Robo1 is also essential for HIV replication. Viral production was markedly inhibited in both RHGP promoter "on" cells and siRNA treated naïve cells where knockdown of Robo1 expression were observed (Figure 8 and 9). This consistency was demonstrated again in RHGP cells in the subsequent reversibility assay when inducible promoter turned off and where levels of viral replication increased with the reemergence of Robo1 expression (Figure 9A). Robo1 is a type I transmembrane protein with an extracellular N-terminus comprising of 5 immunoglobulin and 3 fibronectin domains [20]. It was originally identified as axon guidance receptor during neuronal development and was recently shown to regulate T cell chemotaxis [33,34].

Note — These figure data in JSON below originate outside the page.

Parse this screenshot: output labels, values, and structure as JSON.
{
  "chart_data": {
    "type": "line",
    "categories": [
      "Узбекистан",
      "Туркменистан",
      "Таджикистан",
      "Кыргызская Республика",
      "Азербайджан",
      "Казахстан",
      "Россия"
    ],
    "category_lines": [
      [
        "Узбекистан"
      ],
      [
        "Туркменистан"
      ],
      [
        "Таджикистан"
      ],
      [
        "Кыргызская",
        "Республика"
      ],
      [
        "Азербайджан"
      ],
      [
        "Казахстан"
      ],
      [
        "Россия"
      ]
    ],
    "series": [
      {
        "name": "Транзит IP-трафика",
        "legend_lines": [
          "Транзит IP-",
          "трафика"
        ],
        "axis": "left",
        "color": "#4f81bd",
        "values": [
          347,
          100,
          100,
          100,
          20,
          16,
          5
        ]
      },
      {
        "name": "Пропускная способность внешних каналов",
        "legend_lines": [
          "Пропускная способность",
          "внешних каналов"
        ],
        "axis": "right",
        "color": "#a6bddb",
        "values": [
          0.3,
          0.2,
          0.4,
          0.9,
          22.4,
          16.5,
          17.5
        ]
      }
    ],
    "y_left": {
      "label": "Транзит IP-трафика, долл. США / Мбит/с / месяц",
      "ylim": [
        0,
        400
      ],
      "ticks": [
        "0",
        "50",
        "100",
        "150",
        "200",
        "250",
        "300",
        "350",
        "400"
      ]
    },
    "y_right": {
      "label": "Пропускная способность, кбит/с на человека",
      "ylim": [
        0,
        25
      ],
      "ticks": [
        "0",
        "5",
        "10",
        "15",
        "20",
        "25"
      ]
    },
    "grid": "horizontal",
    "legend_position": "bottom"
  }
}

Our work thereby provides potential insights into new opportunities for host-directed therapeutics. Specifically, novel technologies like RHGP provide an opportunity to identify and prioritize host molecules that might provide safe and effective targets for drug intervention. In light of the increasing evidence that different virus types can share essential host pathways during their replication cycles, the therapeutics developed from genes identified in this study might also have broad application to other viruses as well.

Conclusion

Using RHGP, we have successfully identified novel host cell targets that are essential for HIV-1 replication but which can be safely targeted to preclude damage to normal cells. These targets emphasize safety while effectively blocking viral propagation. Most current HIV drugs target the HIV virus and therefore are vulnerable to the development of drug resistance through viral mutation. In contrast, therapeutics based on these newly identified human host targets will prevent HIV virus from using the host's cellular mechanism for its life cycle and are insensitive to drug resistance. Moreover, by targeting cellular pathways shared by HIV variants and even viruses other than HIV, these therapies have potentially broad spectrum anti-viral activities.

Competing interests

All authors are inventors on a patent application, which describes applications of methods and results presented herein. The intellectual property rights are owned by Functional Genetics, Inc.

Authors' contributions

HM participated in the conception, design, coordination and conductions of the study; HC carried out most of experiments in the study; ZF examined amounts of HIV p24; SC, HU, JVD, and MK participated in cloning of target genes; HU performed western blot analysis; WL and MK designed and constructed RHGP vectors; MSK and MG helped the conception and design of this study. MSK, together with HM, wrote the manuscript. All authors have read and approved the manuscript.